We know that in right angled triangle the side opposite to right angled triangle is called hypotenuse denoted as $h$, the vertical side is called perpendicular denoted as $p$ and the horizontal side is called the base denoted as $b$.\[\]
Here in the above diagram of right angled triangle ABC we have,
\[AC=h,AB=p,BC=b\]
We know from the trigonometric ratios in a right angled triangle the tangent of the angle is the ratio of opposite side to the adjacent side (excluding hypotenuse, also called leg adjacent) . So we have tangent of the angle of angle $\theta $\[\]
\[\tan \theta =\dfrac{AB}{AC}=\dfrac{p}{b}\]
The ratio reciprocal to tangent of the angle is called co-tangent which means of ratio of leg adjacent to the opposite side is denoted by $\cot \theta $ and is given by
\[\cot \theta =\dfrac{AC}{AB}=\dfrac{b}{p}\]
We know that the sum of the angles in a triangle is ${{180}^{\circ }}$. So we have
\[\begin{align}
  & A+B+C={{180}^{\circ }} \\
 & \Rightarrow A+C={{90}^{\circ }} \\
 & \Rightarrow A={{90}^{\circ }}-C={{90}^{\circ }}-\theta \\
\end{align}\]
We use definition of tangent and cotangent to for angles $A,C$ to have,
\[\begin{align}
  & \tan C=\tan \theta =\dfrac{p}{b},\cot C=\cot \theta =\dfrac{b}{p} \\
 & \cot A=\cot \left( 90-\theta \right)=\dfrac{p}{b},\cot A=\cot \left( 90-\theta \right)=\dfrac{b}{p} \\
\end{align}\]
We have from above,
\[\tan \left( {{90}^{\circ }}-\theta \right)=\cot \theta ,\cot \left( {{90}^{\circ }}-\theta \right)=\sin \theta \]
The above equation is called complementary angle relation of tangent and cotangent or reduction formula of tangent-cotangent.\[\]

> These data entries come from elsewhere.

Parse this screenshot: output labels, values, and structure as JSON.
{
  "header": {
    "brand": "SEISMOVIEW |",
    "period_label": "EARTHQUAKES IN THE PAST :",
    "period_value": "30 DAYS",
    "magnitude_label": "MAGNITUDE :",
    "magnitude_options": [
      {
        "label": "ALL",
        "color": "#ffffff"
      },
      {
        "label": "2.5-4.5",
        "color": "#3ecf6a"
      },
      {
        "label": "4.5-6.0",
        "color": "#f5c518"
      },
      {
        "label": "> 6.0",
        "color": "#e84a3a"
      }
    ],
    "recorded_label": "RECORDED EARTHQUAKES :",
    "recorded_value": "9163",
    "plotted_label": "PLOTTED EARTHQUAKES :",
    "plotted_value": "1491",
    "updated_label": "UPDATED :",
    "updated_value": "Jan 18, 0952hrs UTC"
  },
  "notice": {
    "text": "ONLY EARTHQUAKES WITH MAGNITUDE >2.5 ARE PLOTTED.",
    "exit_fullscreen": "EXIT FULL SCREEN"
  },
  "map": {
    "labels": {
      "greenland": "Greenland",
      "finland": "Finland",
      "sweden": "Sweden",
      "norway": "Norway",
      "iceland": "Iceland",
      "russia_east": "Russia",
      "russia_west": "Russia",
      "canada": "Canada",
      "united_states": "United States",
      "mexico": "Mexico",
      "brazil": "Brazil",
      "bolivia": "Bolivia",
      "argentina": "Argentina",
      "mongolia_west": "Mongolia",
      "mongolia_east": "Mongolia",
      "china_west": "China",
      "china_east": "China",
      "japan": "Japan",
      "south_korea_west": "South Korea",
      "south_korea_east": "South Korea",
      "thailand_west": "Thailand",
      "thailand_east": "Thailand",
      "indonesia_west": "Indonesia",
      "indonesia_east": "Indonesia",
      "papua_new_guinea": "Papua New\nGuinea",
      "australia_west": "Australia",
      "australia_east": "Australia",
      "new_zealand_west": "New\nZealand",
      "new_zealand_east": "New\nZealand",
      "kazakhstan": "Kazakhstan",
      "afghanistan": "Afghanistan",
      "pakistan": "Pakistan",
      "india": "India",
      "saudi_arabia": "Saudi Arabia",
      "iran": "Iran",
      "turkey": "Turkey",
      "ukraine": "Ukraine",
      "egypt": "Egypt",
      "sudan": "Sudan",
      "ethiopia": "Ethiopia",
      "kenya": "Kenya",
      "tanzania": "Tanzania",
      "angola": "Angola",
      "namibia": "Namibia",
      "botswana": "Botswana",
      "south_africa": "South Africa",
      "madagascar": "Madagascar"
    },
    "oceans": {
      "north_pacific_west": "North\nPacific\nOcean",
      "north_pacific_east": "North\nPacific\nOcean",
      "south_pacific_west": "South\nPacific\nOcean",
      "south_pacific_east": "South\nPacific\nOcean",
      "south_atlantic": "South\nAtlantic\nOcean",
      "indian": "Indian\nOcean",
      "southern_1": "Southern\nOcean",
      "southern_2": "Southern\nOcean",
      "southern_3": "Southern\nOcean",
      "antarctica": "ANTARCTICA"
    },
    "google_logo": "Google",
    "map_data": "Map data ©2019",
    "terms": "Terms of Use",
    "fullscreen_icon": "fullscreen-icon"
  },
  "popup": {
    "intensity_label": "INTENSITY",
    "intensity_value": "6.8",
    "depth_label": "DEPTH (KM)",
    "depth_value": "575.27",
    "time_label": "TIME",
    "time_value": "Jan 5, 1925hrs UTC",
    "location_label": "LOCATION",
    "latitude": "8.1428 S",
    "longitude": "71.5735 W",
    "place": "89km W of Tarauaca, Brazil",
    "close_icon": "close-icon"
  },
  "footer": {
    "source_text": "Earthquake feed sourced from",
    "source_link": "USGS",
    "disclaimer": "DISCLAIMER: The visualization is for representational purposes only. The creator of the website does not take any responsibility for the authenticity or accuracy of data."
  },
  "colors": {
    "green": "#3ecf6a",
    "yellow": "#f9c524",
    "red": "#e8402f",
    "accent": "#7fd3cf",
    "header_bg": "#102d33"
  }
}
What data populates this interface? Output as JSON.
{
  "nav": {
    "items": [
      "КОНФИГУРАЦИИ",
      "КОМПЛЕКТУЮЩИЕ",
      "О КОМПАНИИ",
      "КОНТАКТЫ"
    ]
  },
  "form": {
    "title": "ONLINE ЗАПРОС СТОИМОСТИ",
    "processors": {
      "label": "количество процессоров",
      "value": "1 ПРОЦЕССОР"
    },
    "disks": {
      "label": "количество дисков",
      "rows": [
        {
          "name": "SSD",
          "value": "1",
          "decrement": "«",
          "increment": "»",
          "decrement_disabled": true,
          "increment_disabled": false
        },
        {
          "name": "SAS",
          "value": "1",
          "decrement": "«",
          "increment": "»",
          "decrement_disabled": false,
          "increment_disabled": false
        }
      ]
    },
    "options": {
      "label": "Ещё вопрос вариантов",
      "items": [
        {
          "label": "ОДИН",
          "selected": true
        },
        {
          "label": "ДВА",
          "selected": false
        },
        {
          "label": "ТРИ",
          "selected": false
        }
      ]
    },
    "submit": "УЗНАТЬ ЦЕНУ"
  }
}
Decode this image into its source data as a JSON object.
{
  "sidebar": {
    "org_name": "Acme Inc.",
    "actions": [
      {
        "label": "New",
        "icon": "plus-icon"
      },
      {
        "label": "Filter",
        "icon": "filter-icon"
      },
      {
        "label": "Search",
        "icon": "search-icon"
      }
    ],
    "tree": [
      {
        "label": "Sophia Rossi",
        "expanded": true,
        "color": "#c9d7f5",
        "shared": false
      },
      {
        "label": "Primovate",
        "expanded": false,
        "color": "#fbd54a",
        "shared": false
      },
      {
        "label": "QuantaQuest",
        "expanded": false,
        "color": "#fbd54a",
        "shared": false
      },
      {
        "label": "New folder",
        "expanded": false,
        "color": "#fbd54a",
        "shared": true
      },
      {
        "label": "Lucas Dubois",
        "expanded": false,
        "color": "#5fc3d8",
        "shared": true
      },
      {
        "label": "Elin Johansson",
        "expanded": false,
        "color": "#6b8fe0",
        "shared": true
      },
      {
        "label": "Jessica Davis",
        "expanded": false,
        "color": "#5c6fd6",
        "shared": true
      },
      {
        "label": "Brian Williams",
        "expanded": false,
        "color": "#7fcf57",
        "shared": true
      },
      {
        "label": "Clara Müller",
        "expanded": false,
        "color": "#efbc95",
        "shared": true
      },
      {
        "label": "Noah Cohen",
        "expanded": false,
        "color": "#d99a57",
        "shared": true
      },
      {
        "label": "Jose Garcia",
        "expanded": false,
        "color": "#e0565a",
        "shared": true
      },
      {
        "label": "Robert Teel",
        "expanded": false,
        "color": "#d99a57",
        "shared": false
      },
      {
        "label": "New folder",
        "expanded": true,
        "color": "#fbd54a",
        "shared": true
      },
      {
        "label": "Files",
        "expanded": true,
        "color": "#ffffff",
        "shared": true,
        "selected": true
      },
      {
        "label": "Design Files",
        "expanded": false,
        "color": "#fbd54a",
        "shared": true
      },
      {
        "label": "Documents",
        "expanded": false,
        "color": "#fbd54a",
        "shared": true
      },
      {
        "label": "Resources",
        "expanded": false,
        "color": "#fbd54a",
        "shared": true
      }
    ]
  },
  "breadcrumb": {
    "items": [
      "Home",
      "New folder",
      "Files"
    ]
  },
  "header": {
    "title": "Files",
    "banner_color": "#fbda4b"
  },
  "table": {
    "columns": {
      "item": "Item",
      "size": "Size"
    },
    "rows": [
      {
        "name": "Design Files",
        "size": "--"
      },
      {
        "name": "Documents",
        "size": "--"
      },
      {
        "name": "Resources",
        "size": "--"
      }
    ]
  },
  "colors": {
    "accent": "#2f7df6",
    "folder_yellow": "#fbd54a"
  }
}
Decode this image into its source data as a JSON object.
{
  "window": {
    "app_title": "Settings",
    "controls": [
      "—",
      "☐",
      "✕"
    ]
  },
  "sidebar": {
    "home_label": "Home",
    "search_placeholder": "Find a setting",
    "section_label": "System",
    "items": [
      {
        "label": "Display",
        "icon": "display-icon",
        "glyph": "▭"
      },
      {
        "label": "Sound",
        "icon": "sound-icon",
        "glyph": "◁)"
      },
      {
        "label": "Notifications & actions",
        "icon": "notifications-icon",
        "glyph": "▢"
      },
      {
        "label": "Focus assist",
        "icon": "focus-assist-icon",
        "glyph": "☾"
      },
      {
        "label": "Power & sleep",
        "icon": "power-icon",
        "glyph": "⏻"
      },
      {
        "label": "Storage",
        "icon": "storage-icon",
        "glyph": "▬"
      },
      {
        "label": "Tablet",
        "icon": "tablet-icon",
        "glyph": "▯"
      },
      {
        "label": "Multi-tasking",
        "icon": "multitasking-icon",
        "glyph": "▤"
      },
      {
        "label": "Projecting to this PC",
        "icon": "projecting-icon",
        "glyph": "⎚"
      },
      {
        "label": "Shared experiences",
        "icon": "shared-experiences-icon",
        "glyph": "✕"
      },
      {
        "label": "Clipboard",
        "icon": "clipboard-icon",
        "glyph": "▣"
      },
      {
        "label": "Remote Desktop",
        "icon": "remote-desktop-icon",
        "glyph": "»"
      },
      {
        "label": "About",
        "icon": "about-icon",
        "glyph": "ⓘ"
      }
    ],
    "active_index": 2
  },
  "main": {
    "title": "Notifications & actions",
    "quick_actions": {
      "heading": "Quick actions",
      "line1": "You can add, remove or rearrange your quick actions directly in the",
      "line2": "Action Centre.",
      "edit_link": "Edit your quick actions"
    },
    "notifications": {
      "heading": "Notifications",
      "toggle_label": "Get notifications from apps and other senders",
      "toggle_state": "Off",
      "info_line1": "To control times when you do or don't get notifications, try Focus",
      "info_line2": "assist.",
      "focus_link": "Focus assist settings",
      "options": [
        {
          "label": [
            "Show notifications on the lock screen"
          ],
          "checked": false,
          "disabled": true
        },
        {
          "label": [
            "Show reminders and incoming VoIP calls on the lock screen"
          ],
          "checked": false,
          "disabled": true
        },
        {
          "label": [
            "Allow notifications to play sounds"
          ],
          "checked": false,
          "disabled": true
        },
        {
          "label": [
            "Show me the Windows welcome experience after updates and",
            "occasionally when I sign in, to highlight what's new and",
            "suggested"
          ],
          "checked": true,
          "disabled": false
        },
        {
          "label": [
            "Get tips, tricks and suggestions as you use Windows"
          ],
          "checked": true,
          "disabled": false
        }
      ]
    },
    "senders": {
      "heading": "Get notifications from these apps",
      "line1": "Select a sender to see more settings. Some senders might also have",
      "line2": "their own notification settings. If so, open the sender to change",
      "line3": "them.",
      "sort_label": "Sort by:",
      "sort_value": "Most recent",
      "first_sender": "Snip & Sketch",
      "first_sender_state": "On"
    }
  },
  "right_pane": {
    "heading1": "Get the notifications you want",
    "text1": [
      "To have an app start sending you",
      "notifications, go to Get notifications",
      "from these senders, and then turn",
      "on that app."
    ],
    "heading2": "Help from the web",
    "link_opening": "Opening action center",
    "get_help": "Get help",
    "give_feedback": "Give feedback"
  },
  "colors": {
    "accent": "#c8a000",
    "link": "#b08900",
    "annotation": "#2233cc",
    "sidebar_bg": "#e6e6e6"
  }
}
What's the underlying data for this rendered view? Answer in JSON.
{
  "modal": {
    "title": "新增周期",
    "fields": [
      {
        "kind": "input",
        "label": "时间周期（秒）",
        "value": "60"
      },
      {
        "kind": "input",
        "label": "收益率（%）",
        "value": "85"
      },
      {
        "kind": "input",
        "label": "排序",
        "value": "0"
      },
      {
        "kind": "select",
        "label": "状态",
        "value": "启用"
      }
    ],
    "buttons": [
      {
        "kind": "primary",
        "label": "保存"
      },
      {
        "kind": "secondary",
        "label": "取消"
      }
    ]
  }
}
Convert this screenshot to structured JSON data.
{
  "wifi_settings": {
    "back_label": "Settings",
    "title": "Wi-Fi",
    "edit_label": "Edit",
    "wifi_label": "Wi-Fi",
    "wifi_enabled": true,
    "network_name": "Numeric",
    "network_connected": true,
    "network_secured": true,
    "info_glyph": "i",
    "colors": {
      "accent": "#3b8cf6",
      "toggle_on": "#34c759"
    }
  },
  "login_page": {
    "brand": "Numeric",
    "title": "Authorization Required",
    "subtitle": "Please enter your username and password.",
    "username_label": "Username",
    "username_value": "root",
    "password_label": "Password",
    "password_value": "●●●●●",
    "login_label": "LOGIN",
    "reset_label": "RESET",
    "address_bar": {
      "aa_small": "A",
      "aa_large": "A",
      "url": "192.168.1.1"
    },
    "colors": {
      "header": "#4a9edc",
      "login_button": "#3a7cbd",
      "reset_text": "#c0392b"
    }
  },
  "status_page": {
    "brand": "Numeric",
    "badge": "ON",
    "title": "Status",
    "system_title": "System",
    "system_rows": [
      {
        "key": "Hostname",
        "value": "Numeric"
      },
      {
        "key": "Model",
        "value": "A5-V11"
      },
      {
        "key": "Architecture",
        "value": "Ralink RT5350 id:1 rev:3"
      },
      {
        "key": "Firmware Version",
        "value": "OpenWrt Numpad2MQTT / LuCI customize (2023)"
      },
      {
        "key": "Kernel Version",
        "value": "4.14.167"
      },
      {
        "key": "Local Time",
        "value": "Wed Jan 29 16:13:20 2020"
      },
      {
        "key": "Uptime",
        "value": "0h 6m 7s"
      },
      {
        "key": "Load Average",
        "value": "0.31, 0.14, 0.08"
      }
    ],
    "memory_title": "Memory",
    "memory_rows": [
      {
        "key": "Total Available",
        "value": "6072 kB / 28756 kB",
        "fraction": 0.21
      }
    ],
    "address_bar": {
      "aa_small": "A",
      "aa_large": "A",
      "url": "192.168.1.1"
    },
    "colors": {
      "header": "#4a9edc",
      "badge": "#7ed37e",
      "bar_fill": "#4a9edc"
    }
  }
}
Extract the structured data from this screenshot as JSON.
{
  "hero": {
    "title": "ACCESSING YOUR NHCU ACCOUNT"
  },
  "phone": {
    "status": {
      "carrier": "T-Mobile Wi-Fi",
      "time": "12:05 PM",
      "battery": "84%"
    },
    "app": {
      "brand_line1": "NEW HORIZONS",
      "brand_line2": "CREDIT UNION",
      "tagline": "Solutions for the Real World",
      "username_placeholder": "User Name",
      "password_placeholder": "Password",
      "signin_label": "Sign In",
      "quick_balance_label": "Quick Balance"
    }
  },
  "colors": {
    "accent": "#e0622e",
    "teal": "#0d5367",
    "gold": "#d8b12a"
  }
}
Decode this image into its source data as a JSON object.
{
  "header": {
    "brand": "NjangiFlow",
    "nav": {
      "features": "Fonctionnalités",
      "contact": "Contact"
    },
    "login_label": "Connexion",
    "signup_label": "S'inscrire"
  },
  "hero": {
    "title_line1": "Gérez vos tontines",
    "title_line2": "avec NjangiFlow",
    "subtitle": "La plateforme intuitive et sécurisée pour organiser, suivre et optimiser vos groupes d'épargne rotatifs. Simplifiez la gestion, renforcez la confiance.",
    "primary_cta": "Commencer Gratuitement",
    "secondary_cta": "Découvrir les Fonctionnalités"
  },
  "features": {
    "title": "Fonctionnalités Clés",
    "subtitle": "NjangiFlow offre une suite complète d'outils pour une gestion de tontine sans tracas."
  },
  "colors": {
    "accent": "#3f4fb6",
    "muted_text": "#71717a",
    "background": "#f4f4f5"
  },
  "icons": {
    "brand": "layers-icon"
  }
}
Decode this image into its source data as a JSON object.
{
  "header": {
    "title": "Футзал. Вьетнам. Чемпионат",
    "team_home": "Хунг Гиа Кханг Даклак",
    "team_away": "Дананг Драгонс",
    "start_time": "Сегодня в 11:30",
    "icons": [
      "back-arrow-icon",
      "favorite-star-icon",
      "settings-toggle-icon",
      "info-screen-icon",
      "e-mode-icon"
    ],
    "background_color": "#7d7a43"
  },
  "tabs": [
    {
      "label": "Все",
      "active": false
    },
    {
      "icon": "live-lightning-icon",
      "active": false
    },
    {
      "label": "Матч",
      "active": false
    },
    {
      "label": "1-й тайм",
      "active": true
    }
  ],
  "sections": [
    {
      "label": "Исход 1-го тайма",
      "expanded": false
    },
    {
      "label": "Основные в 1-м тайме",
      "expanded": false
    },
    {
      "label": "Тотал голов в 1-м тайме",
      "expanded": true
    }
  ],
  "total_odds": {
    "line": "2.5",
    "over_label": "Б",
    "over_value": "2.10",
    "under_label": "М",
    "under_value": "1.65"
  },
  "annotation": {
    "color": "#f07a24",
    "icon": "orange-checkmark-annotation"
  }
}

We know the solutions of the equation $\tan x=\tan \alpha $ where $x$ is the unknown and $\alpha $ is the known angle is given with some arbitrary integer $n$ as
\[x=n\pi +\alpha \]
We are given in the question the trigonometric equation with unknown angle $\theta $ as,
\[\tan 5\theta =\cot 2\theta \]
We use the complimentary angle relation for $\cot \left( 2\theta \right)$ and convert it into tangent of the angle $2\theta $ to have,
\[\begin{align}
  & \Rightarrow \tan 5\theta =\tan \left( {{90}^{\circ }}-2\theta \right) \\
 & \Rightarrow \tan 5\theta =\tan \left( \dfrac{\pi }{2}-2\theta \right) \\
\end{align}\]
We find the solutions of above equation in tangent function taking unknown $x=5\theta $ and the known $\alpha =\dfrac{\pi }{2}-2\theta $ as
\[\begin{align}
  & \Rightarrow 5\theta =n\pi +\dfrac{\pi }{2}-2\theta \\
 & \Rightarrow 7\theta =n\pi +\dfrac{\pi }{2} \\
\end{align}\]
We divide the above equation by 7 to have the required result as,
\[\Rightarrow \theta =\dfrac{n\pi }{7}+\dfrac{\pi }{14},n\in Z\]

So, the correct answer is “Option A”.

Note: We note that the tangent function is not defined for $\theta =\left( 2n+1 \right)\dfrac{\pi }{2}$ and cotangent function is not defined for $\theta =n\pi $ and hence the obtained result well defined. We must not confuse between complementary and supplementary angle relation which is given by a shift $\pi $ radian as $\tan \left( \pi +\theta \right)=-\tan \theta ,\cot \left( \pi +\theta \right)=-\cot \theta $.